An Evaluation of River Health for the Weihe River in Shaanxi Province, China

1State Key Laboratory of Soil Erosion and Dryland Farming on the Loess Plateau, Institute of Soil and Water Conservation, CAS & MWR, Yangling 712100, China
2College of Urban and Environmental Sciences, Northwest University, Xi’an 710027, China
3Shenzhen Green Island Environmental Water Technology Co., Ltd, Shenzhen 518108, China

Received 15 December 2014; Accepted 3 February 2015

Academic Editor: Yongqiang Zhang

Copyright © 2015 Jinxi Song et al. This is an open access article distributed under the Creative Commons Attribution License, which permits unrestricted use, distribution, and reproduction in any medium, provided the original work is properly cited.
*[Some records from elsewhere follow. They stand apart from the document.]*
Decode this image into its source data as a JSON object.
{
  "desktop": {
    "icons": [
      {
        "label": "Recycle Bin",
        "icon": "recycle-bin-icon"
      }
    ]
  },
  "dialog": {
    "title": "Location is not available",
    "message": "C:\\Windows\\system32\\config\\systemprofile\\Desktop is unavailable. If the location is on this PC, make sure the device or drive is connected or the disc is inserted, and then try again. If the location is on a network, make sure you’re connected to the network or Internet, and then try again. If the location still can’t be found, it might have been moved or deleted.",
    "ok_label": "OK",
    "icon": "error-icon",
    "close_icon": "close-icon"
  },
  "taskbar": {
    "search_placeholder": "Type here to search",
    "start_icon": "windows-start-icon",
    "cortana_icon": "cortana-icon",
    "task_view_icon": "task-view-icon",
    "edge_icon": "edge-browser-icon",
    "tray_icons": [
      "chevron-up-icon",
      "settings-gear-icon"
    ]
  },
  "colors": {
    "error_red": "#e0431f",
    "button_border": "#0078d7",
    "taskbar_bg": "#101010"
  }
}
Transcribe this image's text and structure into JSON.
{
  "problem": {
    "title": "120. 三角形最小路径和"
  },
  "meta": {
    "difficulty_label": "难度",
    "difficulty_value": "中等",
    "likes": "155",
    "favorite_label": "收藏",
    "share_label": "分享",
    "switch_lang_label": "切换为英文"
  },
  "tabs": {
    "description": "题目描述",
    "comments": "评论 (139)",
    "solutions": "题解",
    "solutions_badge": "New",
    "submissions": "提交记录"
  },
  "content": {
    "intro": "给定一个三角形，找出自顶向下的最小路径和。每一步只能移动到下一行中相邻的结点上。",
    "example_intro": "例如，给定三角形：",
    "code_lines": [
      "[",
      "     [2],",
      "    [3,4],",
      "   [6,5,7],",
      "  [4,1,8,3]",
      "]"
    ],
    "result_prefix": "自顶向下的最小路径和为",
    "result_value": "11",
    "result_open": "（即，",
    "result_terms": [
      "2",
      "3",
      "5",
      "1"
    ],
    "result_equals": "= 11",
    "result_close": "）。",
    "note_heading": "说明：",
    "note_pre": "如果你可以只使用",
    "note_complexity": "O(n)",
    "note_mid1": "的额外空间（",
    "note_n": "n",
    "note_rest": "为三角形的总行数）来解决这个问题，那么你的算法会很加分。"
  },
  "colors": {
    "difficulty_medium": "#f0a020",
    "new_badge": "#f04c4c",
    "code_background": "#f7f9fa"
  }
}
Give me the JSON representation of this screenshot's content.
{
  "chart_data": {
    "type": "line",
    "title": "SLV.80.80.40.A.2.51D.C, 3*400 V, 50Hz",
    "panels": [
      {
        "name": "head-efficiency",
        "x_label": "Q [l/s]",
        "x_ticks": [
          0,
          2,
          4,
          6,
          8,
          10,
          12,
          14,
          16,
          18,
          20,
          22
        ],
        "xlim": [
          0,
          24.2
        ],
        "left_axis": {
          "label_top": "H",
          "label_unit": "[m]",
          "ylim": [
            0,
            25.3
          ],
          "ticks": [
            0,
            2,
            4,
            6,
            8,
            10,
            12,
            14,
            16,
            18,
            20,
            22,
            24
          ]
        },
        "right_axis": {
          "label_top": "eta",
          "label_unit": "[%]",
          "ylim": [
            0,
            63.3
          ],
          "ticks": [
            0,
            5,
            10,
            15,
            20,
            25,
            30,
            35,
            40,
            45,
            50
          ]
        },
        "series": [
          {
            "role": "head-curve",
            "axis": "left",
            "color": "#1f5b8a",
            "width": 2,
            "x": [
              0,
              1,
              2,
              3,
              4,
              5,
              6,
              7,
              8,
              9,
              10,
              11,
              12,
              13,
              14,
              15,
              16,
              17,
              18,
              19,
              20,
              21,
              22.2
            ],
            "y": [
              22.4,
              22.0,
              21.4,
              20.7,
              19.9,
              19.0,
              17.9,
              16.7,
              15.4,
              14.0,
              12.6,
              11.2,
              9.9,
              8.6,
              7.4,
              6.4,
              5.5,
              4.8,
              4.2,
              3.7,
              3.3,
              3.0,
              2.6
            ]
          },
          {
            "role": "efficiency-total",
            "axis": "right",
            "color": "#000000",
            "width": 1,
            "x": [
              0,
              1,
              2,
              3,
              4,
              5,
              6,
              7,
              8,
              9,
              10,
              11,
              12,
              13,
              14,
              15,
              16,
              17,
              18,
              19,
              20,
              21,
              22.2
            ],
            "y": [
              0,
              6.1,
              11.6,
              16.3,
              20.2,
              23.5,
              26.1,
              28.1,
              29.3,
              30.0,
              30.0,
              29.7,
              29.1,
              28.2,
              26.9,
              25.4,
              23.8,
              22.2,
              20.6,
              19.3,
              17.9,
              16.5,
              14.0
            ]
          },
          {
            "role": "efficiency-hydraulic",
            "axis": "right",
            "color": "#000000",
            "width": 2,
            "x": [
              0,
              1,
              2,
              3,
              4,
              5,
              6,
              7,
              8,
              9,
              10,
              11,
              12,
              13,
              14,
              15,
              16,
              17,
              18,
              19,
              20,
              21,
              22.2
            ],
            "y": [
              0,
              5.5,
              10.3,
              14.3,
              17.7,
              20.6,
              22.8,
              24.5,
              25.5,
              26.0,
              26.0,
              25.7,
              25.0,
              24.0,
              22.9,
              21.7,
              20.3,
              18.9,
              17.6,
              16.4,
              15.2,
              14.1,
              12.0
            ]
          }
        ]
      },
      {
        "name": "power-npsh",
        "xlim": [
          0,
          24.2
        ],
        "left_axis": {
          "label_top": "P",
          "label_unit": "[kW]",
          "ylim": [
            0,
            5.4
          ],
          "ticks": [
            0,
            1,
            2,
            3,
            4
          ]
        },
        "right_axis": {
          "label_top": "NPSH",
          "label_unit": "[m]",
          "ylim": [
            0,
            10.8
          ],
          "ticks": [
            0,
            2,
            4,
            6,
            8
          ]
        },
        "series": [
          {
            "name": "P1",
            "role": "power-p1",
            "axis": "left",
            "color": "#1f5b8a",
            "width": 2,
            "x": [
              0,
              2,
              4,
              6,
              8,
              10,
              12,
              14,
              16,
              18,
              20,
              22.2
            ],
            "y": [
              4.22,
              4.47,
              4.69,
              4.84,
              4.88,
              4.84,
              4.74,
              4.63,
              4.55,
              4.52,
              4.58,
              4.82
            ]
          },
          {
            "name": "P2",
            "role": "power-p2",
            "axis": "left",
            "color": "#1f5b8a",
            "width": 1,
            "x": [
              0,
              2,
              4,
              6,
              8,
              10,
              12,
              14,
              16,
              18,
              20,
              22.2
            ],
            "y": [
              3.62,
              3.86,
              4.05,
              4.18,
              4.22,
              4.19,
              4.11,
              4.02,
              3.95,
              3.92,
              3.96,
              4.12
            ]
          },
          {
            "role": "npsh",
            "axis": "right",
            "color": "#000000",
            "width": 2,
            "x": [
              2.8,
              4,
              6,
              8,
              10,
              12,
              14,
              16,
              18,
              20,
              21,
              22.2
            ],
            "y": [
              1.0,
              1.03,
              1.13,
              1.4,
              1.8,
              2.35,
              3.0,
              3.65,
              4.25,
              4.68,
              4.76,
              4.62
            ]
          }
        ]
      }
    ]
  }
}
Excessive socioeconomic activities in the Weihe River region have caused severe ecosystem degradation, and the call for the recovery and maintenance of the river health has drawn great attention. Based on the connotation of river health, previous research findings, and status quo of the Weihe River ecosystem, in this study, we developed a novel health evaluation index system to quantitatively determine the health of the Weihe River in Shaanxi Province. The river in the study area was divided into five reaches based on the five hydrological gauging stations, and appropriate evaluation indices for each river section were selected according to the ecological environmental functions of that section. A hybrid approach integrating analytic hierarchy process (AHP) and a fuzzy synthetic evaluation method was applied to measure the river health. The results show that Linjiancun-Weijiabao reach and Weijiabao-Xianyang reach are in the “moderate” level of health and Lintong-Huaxian reach and downstream of Huaxian reach are in the “poor” health rating, whereas Xianyang-Lintong reach is in the “sick” rating. Moreover, the most sensitive factors were determined, respectively, for each reach from upper stream to lower stream in the study area.